Even after considerable research, it’s surprisingly hard to say. We have more data on failures, since most mobilizations based on social media go nowhere.  Almost all (99.9 percent) petitions to the White House’s “We the People” petition platform fail to get the 100,000 signatures required for an official response, and 99 percent of petitions fail to get even 500 signatures.

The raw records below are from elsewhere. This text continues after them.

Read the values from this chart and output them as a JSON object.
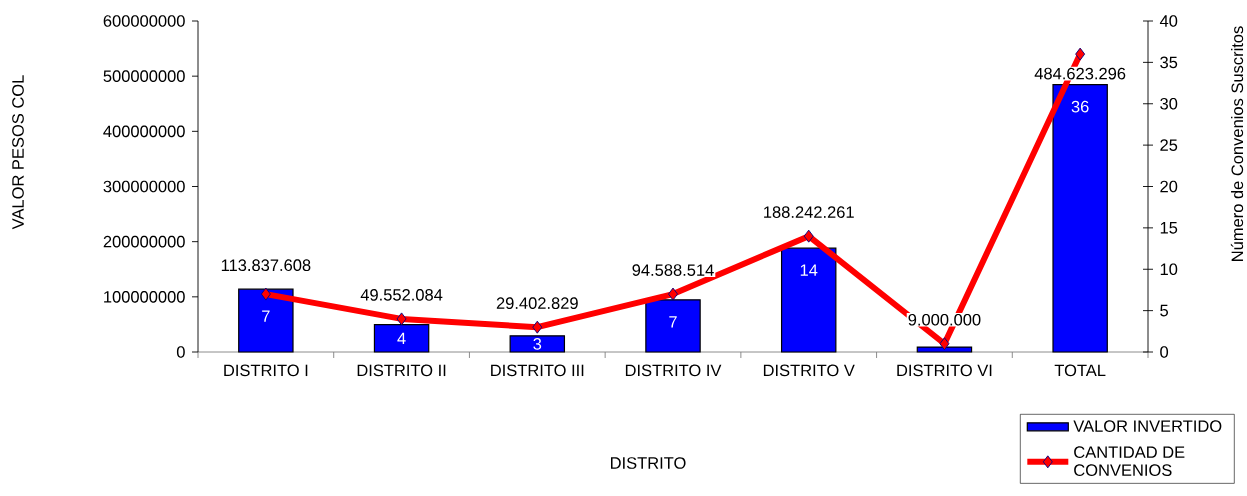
{
  "chart_data": {
    "type": "bar",
    "xlabel": "DISTRITO",
    "ylabel": "VALOR PESOS COL",
    "y2label": "Número de Convenios Suscritos",
    "categories": [
      "DISTRITO I",
      "DISTRITO II",
      "DISTRITO III",
      "DISTRITO IV",
      "DISTRITO V",
      "DISTRITO VI",
      "TOTAL"
    ],
    "series": [
      {
        "name": "VALOR INVERTIDO",
        "color": "#0000ff",
        "values": [
          113837608,
          49552084,
          29402829,
          94588514,
          188242261,
          9000000,
          484623296
        ],
        "value_labels": [
          "113.837.608",
          "49.552.084",
          "29.402.829",
          "94.588.514",
          "188.242.261",
          "9.000.000",
          "484.623.296"
        ]
      },
      {
        "name": "CANTIDAD DE CONVENIOS",
        "type": "line",
        "axis": "y2",
        "color": "#ff0000",
        "marker": "diamond",
        "line_style": "solid",
        "values": [
          7,
          4,
          3,
          7,
          14,
          1,
          36
        ],
        "value_labels": [
          "7",
          "4",
          "3",
          "7",
          "14",
          null,
          "36"
        ]
      }
    ],
    "ylim": [
      0,
      600000000
    ],
    "yticks": [
      0,
      100000000,
      200000000,
      300000000,
      400000000,
      500000000,
      600000000
    ],
    "y2lim": [
      0,
      40
    ],
    "y2ticks": [
      0,
      5,
      10,
      15,
      20,
      25,
      30,
      35,
      40
    ],
    "legend": "bottom right"
  }
}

The one thing we can say about successful initiatives is that once they start, they get going really quickly. All those hash tags used in campaigns against policing rise exponentially directly after the incident, and again if there is failure to indict. Successful political video clips are watched millions of times in a matter of hours. If a petition sits around with only a few signatures for more than 10 hours, it is digital dust—forgotten almost as quickly as it is posted.

Research shows that if we know something is popular, we like it more—and that applies to political initiatives, too. So petitions or campaigns or mobilizations that are popular become more popular, at the expense of the less popular. And that causes instability in political “markets,” just as it does in cultural markets — where popular songs and videos are liked by millions even as most disappear without trace – or in financial markets, where a run on one stock can cause a stock market bubble. This instability makes it very difficult to work out which initiatives will succeed and which will fail.

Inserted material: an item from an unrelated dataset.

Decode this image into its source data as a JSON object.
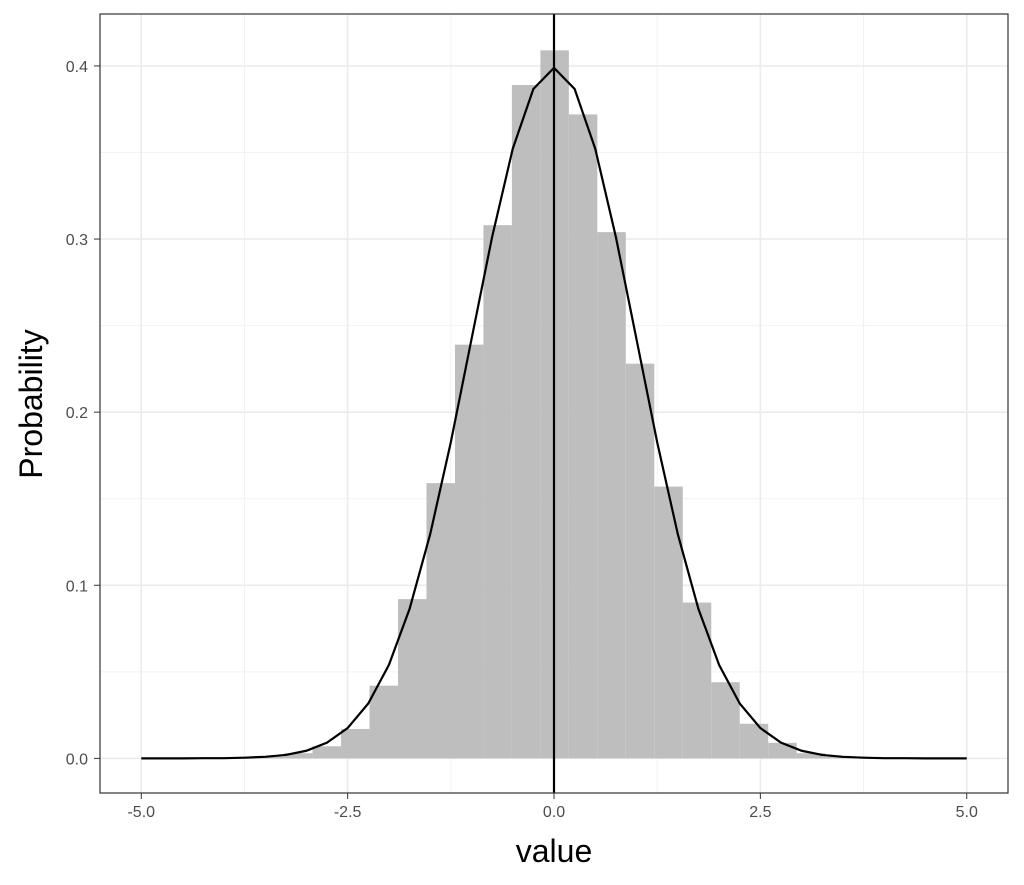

None of the normal drivers of political behavior explain what is going on in these settings. The way we used to predict political mobilization was through demographics—age, ethnic group, and socio-economic status, for example. The conventional wisdom was that older people were more likely to participate in politics than young people, whites were more likely to participate than blacks, and the rich were more likely to participate than the poor.

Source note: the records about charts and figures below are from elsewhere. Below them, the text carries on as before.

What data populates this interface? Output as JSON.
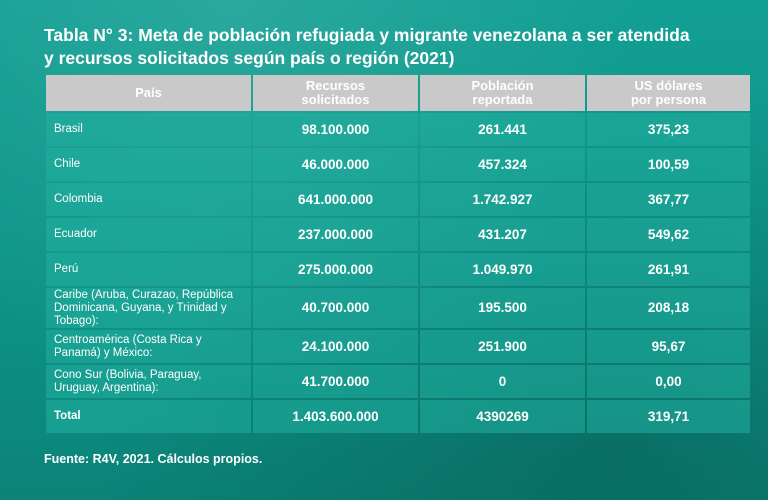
{
  "title": {
    "line1": "Tabla N° 3: Meta de población refugiada y migrante venezolana a ser atendida",
    "line2": "y recursos solicitados según país o región (2021)"
  },
  "table": {
    "headers": {
      "pais": "País",
      "recursos_l1": "Recursos",
      "recursos_l2": "solicitados",
      "poblacion_l1": "Población",
      "poblacion_l2": "reportada",
      "usd_l1": "US dólares",
      "usd_l2": "por persona"
    },
    "rows": [
      {
        "pais": "Brasil",
        "recursos": "98.100.000",
        "poblacion": "261.441",
        "usd": "375,23"
      },
      {
        "pais": "Chile",
        "recursos": "46.000.000",
        "poblacion": "457.324",
        "usd": "100,59"
      },
      {
        "pais": "Colombia",
        "recursos": "641.000.000",
        "poblacion": "1.742.927",
        "usd": "367,77"
      },
      {
        "pais": "Ecuador",
        "recursos": "237.000.000",
        "poblacion": "431.207",
        "usd": "549,62"
      },
      {
        "pais": "Perú",
        "recursos": "275.000.000",
        "poblacion": "1.049.970",
        "usd": "261,91"
      },
      {
        "pais": "Caribe (Aruba, Curazao, República Dominicana, Guyana, y Trinidad y Tobago):",
        "recursos": "40.700.000",
        "poblacion": "195.500",
        "usd": "208,18"
      },
      {
        "pais": "Centroamérica (Costa Rica y Panamá) y México:",
        "recursos": "24.100.000",
        "poblacion": "251.900",
        "usd": "95,67"
      },
      {
        "pais": "Cono Sur (Bolivia, Paraguay, Uruguay, Argentina):",
        "recursos": "41.700.000",
        "poblacion": "0",
        "usd": "0,00"
      },
      {
        "pais": "Total",
        "recursos": "1.403.600.000",
        "poblacion": "4390269",
        "usd": "319,71"
      }
    ]
  },
  "source": "Fuente: R4V, 2021. Cálculos propios.",
  "colors": {
    "background": "#0f9c8f",
    "header_cell": "#c9c9c9",
    "body_cell": "#20b0a0",
    "text": "#ffffff"
  }
}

Yet today, when the costs of participation are so small, your income or other resources are less likely to shape whether you join in. Young people, the most avid users of social media, seem to be participating more, after years of commentators bemoaning their disinterest in politics. This participation can take many forms, from expressions of support for a cause on social media to circulating petitions, sharing photos of political events, taking part in elections, and even joining insurrections (as in the Arab Spring).

Participation means more than just voting, but even by that measure alone, things are changing. The presidential elections in 2004, 2008, and 2012 showed that a high voter turnout of around 50 percent is becoming the norm for the millennial generation, in contrast to the 1990s, when youth turnout was regularly less than 40 percent. Obama also brought young black people into the political process—in 2008, turnout among the black population matched that of the white population for the first time ever, and increased in 2012.

This trend of young people getting involved in the political process is growing wherever social media use is. In the U.K., Jeremy Corbyn, a left-wing backbencher, was elected Labor party leader to the amazement—and horror—of the many. How? Thanks largely to young people previously outside politics who mobilized around the hash tag #Jezwecan.

But what happens after these rapid-fire mobilizations succeed? Sustainability is a problem. Many recent mobilizations have exposed the chasm between new forms of citizens’ engagement and the standard functioning of traditional institutions, particularly political parties. The challenge is how to become better at harnessing these mobilizations to sustain political change.

As exciting as they can be, digital campaigns, protests, and movements are also unstable and unpredictable. If they fail to achieve their aims, they will sink back into transient invisibility, as with the Umbrella Revolution in Hong Kong, but they could burst forth again at any point. We already know that there is no safe bet in American politics in the coming year: Look at Donald Trump, master of Twitter, and Bernie Sanders, who has gotten over 1 million online donations. The only thing we know for sure is that more unpredictability lies ahead.

Helen Margetts is professor of society and the Internet and director of the Oxford Internet Institute, University of Oxford. She is also co-author, with Peter John, Scott Hale, and Taha Yasseri of “Political Turbulence: How Social Media Shape Collective Action”.